What lies ahead for all of us is worsening antibiotic resistance — unless we do something to stop it. All health care providers must strive to prescribe antibiotics for bacterial infections only, and all patients and caregivers need to trust and understand the importance of not always needing to receive an antibiotic.

Other measures to reduce resistance include prevention of infectious diseases. First and foremost, we need to focus on timely and appropriate hand washing. Second, the safest and most natural way to defend ourselves is by using our own immune response to prevent an infection rather than suffering the disease. This has been demonstrated repeatedly with vaccines we use to prevent such devastating diseases as pertussis, polio and pneumococcus. Hopefully, the development of other vaccines will curtail our need for more antibiotics.

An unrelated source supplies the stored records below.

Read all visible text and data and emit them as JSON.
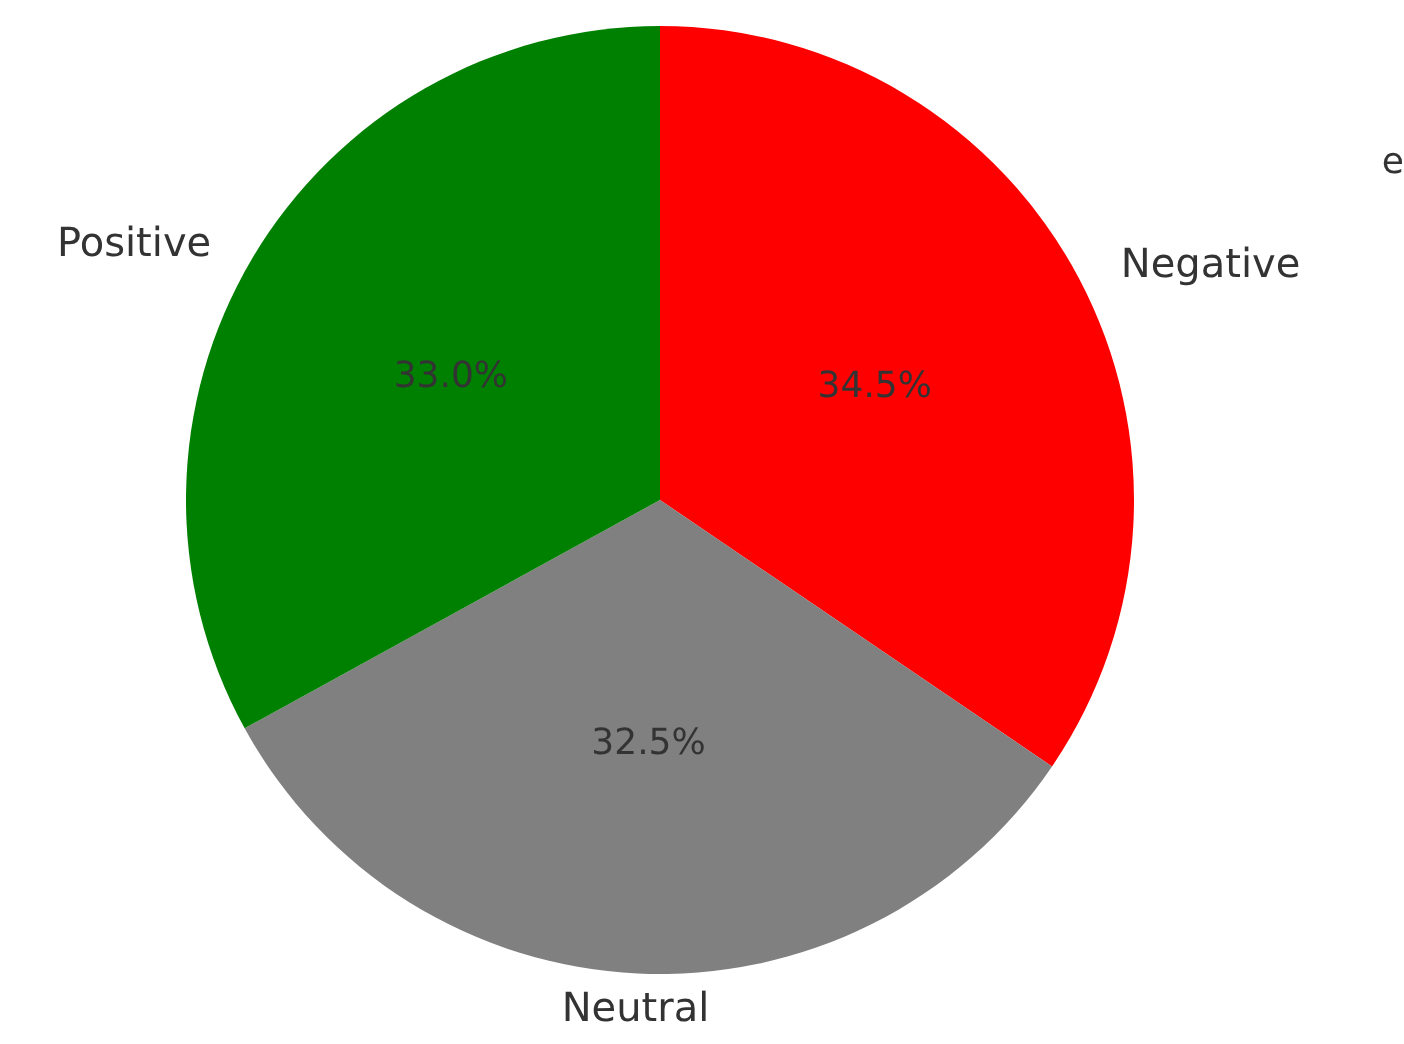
{
  "chart_data": {
    "type": "pie",
    "categories": [
      "Negative",
      "Neutral",
      "Positive"
    ],
    "values": [
      34.5,
      32.5,
      33.0
    ],
    "colors": [
      "#ff0000",
      "#808080",
      "#008000"
    ],
    "value_labels": [
      "34.5%",
      "32.5%",
      "33.0%"
    ],
    "annotations": [
      "e"
    ]
  }
}
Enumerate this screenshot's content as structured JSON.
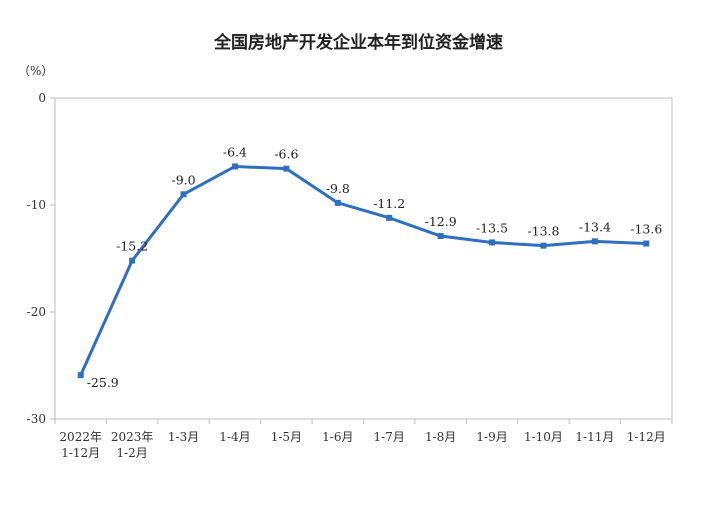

Larger-scale efforts are under way as well. In September, President Barack Obama signed an executive order to combat antibiotic-resistant bacteria, including preventing the spread of resistant bacteria, improving national efforts for surveillance of antibiotic-resistant bacteria, developing new tests to rapidly identify resistant bacteria, and collaborating on antibiotic research and development. Many hospitals are launching antibiotic stewardship programs, bringing together infectious disease specialists and clinical pharmacists to monitor and guide antimicrobial therapy.

SHARPS (Sharing Antimicrobial Reports for Pediatric Stewardship), a major collaborative, is a group of 24 children's hospitals, including All Children's Hospital Johns Hopkins Medicine. SHARPS and many other medical organizations in the United States have partnered with the Centers for Disease Control and Prevention for Get Smart About Antibiotics Week, which begins Monday. (Learn more at The goal of this annual event is to raise awareness of antibiotic resistance, and educate health care providers and the public about appropriate and safe use.

The efforts to date are only the start of what we can do as a nation to tackle this problem. We all need to be partners to reduce antibiotic resistance and other unintended consequences of inappropriate antibiotic use.

Dr. David M. Berman is a board-certified pediatric infectious disease specialist at All Children's Hospital Johns Hopkins Medicine, a member of SHARPS. He was recognized as the CDC's 2014 Immunization Champion for the State of Florida.